- Taherabad Location within Iran
- Coordinates: 35°42′12″N 51°52′10″E﻿ / ﻿35.70333°N 51.86944°E
- Country: Iran
- Province: Tehran
- County: Pardis
- District: Bumahen
- Rural District: Taherabd

Population (2016)
- • Total: 320
- Time zone: UTC+3:30 (IRST)

= Taherabad, Tehran =

Village in Tehran province, Iran

Taherabad (طاهرآباد) (Note: Also romanized as Ţāherābād; also known as Ḩoseynābād, Ḩoseynābād-e ‘Arab, Ḩoseynābād-e Ţāherābād, and Husainābād) is a village in, and the capital of, Taherabad Rural District in Bumahen District of Pardis County, Tehran province, Iran.

==Demographics==
===Population===
At the time of the 2006 National Census, the village's population was 289 in 78 households, when it was in Siyahrud Rural District of the Central District in Tehran County.

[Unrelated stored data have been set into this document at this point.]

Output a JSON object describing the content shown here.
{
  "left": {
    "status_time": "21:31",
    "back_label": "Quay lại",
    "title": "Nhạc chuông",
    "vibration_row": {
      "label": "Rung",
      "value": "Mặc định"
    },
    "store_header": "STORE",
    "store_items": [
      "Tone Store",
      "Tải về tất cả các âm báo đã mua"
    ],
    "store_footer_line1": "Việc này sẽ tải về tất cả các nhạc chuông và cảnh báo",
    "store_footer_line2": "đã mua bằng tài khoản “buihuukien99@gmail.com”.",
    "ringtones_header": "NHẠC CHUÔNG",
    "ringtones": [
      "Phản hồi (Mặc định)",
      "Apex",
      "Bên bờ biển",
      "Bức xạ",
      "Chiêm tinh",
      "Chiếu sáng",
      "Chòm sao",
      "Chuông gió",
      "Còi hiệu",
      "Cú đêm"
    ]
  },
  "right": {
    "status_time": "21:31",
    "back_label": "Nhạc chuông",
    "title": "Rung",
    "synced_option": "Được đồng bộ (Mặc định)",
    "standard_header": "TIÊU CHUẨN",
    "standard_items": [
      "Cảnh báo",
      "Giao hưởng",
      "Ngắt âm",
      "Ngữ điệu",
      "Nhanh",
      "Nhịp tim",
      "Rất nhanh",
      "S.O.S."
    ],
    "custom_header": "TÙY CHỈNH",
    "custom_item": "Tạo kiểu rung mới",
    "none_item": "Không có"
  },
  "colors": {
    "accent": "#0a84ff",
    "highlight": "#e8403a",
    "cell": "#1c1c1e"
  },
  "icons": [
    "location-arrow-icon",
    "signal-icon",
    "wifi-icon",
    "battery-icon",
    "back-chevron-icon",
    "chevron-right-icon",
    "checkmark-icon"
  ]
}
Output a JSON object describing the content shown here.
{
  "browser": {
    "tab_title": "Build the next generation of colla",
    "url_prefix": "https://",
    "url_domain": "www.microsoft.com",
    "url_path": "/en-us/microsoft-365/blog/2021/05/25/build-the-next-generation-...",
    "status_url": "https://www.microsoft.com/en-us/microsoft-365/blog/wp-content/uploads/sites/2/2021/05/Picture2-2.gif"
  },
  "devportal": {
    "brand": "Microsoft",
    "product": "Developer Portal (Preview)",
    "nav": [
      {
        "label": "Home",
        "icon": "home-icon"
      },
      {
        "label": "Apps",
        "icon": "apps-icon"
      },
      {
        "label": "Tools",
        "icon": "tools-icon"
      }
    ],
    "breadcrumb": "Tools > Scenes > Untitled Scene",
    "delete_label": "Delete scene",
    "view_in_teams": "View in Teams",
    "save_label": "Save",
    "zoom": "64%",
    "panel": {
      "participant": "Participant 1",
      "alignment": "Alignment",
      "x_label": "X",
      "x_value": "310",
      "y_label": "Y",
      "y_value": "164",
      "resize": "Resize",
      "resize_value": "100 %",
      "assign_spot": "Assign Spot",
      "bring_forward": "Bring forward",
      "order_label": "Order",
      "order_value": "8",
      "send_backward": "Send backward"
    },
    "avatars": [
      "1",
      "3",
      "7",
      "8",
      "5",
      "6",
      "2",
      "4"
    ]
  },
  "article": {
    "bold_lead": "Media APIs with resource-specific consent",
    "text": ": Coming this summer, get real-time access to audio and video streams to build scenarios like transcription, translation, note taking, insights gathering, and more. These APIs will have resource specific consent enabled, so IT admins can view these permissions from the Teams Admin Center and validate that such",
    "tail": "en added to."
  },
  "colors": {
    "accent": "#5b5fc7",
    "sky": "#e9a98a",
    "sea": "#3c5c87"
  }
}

The following census in 2011 counted 109 people in 37 households. The 2016 census measured the population of the village as 320 people in 107 households, by which time most of the rural district had been separated from the county in the establishment of Pardis County. The village was transferred to Gol Khandan Rural District created in the new Bumahen District.

In 2020, Taherabad was transferred to Taherabad Rural District created in the same district.